Americans take it as received wisdom that homes are meant to generate income through higher valuations over time. We just assume home prices go up over time and if it’s not actively increasing in value, the home was a failure.
Many other countries don’t treat homes this way. They are dwellings, invest what you want to your liking, but it’s not a retirement account.

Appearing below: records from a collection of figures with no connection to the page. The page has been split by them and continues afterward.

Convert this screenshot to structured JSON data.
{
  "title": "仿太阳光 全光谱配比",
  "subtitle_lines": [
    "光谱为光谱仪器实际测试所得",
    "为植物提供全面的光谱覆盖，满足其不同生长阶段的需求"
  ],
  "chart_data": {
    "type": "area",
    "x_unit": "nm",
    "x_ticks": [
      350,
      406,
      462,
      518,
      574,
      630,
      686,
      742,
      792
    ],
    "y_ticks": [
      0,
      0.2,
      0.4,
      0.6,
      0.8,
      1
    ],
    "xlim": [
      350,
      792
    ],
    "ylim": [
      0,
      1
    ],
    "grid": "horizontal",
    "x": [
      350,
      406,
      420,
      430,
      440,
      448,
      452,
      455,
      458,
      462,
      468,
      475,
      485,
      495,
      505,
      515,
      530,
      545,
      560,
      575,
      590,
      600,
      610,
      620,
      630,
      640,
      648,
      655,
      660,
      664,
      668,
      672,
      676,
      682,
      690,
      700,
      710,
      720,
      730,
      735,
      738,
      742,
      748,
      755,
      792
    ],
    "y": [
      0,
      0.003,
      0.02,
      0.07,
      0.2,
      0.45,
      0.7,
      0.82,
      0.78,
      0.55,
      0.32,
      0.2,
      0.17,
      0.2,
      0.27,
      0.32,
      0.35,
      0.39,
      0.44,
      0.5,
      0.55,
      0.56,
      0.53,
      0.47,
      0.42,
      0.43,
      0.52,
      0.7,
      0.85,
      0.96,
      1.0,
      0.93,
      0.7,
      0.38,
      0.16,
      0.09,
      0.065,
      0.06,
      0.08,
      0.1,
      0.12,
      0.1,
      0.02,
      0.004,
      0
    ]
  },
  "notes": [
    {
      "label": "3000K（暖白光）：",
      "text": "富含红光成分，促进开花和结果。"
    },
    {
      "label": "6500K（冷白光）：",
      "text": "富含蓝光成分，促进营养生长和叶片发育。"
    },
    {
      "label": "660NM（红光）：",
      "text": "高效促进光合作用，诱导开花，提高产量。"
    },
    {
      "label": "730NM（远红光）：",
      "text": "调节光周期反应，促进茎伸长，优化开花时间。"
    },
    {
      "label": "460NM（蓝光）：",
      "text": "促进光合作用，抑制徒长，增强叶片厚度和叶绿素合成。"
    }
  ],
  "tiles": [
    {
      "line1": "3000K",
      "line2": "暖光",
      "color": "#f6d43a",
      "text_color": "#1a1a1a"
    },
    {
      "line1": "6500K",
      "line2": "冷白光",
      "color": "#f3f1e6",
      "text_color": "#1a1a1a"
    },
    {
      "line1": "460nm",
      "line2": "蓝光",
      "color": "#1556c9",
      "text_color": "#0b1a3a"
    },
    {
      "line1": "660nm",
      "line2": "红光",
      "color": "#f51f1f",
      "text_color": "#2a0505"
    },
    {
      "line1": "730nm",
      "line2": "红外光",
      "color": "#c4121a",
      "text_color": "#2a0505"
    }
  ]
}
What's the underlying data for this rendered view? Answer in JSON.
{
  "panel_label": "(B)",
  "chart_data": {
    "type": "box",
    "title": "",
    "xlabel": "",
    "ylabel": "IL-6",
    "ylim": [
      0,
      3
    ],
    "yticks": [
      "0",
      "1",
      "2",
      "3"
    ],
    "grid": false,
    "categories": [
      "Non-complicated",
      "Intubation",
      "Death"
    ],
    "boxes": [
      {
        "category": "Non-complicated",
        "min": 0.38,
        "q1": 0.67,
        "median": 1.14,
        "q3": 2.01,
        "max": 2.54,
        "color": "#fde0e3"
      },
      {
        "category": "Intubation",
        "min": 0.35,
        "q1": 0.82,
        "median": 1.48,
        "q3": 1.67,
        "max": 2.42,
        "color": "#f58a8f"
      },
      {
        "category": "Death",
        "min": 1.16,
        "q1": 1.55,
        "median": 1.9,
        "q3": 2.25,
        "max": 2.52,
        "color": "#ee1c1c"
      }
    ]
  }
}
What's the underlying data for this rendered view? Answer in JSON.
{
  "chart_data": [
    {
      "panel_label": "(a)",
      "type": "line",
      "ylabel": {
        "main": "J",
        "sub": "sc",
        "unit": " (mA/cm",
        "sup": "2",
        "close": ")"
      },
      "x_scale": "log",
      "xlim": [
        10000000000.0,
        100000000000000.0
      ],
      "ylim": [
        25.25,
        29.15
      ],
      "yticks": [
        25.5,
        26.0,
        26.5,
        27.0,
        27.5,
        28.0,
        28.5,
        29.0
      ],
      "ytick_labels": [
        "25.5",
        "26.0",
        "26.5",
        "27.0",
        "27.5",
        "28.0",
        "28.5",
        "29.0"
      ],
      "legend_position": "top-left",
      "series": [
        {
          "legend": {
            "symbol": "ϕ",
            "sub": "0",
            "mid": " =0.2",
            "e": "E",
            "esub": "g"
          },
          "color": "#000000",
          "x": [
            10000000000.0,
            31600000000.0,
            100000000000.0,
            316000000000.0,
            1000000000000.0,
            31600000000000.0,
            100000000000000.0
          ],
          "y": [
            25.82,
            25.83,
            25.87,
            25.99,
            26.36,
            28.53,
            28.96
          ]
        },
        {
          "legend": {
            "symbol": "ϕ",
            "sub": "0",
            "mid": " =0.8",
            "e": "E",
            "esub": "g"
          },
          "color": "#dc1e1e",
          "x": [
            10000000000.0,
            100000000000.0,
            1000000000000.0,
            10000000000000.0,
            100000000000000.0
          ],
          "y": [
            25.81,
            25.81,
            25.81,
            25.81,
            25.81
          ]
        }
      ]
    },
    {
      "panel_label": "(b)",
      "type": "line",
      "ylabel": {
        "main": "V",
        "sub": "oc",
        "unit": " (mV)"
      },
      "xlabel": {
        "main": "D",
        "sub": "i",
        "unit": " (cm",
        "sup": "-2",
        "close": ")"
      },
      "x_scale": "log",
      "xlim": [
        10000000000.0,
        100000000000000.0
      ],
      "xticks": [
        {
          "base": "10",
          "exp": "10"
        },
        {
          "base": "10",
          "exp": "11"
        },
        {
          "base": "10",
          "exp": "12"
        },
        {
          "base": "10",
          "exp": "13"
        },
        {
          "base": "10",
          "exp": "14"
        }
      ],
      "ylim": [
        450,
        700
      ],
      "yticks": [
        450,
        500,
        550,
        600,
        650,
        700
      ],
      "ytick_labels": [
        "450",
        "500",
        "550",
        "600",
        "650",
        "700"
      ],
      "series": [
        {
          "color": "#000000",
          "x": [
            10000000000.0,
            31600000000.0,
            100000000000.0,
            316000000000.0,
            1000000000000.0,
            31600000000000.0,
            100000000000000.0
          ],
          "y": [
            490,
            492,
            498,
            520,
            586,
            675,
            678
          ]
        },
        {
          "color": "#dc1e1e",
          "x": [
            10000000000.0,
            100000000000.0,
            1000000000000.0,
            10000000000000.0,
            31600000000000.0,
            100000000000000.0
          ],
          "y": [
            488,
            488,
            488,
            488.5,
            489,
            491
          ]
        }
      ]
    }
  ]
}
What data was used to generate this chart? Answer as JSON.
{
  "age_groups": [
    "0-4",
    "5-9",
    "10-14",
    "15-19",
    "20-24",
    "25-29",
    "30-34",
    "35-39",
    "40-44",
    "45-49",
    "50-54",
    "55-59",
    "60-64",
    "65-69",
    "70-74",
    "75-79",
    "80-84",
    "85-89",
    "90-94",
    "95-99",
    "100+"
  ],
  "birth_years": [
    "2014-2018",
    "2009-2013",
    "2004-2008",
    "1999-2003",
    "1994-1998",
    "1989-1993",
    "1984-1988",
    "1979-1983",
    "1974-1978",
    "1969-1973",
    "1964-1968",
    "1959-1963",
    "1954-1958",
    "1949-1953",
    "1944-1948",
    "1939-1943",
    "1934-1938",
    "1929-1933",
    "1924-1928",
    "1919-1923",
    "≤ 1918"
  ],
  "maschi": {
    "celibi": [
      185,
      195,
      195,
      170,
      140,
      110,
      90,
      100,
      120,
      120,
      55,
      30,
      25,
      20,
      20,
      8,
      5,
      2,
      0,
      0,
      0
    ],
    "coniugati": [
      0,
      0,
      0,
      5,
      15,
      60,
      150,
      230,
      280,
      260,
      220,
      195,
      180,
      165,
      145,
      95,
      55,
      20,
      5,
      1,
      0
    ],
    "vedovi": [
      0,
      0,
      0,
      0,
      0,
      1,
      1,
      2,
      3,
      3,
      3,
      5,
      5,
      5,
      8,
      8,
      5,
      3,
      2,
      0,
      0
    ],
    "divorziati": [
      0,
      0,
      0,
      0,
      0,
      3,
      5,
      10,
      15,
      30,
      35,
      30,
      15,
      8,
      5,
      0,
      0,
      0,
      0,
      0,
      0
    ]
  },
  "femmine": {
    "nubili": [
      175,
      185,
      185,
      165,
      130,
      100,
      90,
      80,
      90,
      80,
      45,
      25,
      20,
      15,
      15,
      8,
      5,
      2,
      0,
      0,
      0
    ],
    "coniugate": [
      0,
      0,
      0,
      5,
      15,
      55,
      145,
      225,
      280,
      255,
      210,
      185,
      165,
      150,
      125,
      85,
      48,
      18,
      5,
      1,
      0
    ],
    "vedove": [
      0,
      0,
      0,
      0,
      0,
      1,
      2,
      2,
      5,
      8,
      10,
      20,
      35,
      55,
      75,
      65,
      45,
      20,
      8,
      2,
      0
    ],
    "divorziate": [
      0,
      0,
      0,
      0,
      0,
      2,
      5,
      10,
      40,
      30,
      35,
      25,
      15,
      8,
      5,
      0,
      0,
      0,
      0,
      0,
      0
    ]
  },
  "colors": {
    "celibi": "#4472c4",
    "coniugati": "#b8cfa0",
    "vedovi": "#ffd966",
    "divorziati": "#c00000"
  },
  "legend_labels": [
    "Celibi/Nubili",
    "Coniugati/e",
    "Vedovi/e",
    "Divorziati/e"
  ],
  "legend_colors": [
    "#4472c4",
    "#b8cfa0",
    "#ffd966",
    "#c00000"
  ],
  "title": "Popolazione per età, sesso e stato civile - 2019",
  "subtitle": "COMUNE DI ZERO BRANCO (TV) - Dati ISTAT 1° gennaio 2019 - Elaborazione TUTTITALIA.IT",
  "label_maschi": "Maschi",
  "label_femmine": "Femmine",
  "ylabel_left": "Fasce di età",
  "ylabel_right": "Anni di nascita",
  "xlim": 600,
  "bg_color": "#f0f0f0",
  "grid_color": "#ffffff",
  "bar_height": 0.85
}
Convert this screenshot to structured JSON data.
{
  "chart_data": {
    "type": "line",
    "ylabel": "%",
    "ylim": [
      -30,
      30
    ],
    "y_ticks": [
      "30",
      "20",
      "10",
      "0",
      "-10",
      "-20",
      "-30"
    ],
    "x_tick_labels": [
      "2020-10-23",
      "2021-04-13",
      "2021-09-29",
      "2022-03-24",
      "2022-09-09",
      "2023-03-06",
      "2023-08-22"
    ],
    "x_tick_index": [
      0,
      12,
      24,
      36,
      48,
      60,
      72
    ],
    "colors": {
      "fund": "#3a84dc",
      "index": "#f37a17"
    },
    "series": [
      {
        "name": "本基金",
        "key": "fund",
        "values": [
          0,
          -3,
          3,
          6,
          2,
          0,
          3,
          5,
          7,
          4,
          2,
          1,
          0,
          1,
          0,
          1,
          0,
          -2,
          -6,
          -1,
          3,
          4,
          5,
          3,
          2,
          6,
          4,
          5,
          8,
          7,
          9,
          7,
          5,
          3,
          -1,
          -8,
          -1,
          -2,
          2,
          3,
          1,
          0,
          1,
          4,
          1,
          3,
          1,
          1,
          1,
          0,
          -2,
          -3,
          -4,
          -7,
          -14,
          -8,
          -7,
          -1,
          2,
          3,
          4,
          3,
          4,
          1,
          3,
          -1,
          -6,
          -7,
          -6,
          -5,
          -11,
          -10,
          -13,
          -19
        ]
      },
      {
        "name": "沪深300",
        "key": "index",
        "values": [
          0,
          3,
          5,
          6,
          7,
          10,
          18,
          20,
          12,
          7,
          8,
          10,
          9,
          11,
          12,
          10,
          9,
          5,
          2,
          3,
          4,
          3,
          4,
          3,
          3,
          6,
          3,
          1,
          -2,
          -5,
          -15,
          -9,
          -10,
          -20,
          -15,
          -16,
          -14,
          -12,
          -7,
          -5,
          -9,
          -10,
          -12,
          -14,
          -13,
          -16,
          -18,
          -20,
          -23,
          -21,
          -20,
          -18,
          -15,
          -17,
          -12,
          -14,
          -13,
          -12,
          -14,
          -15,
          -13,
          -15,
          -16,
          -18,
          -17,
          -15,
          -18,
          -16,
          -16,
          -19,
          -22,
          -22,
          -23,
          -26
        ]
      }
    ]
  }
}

This focus on wealth generation creates lots of perverse incentives, such as exclusionary zoning, building on lots that are overly large, and suburban sprawl. These don’t reflect people’s actual, desired form of housing but rather maximize wealth for homeowners at the expense of everyone else.
We have a completely warped view of housing that causes us to be preyed upon by real estate agents, landlords, HOAs and the like.
So much shit around bicycles is a scam because barring some major inventions like shocks for mountainbikes or maybe carbon frames it’s very much a solved problem, but it doesn’t fit into a capitalist economy if everybody just buys one bicycle and then occasionally parts for it to fix it.
Same in Denmark, just have a bike there can handle your needs and that’s it. One bike can transport you everyday and be a Mountain bike(we don’t have mountain’s)
College. The learning is fine, the cost is freaking out of hand. I never went and have no regrets. My daughter is going now and I feel like I’m supporting a scam.
Anything you take out loans for is a scam. I doubt the cost of houses or college would be anything like it is today if people weren’t enabled to pay it by banks.
In Australia you get a loan for university, but the loan is an interest-free loan with the government (it’s just indexed for inflation once per year), you don’t have to pay it off until you’re earning over around AU$55k/year, and the government heavily subsidises the cost for citizens and permanent residents.
Definitely not true in all of Europe. We pay in the Netherlands. In fact, I decided to go to school here since I never got to in the US, and found out I can’t even take out a student loan because I’m over 35.
Depends on the degree. Internet made colleges much more obsolete than what society care to admit. This is an oversimplification of course. Education is a complex subject.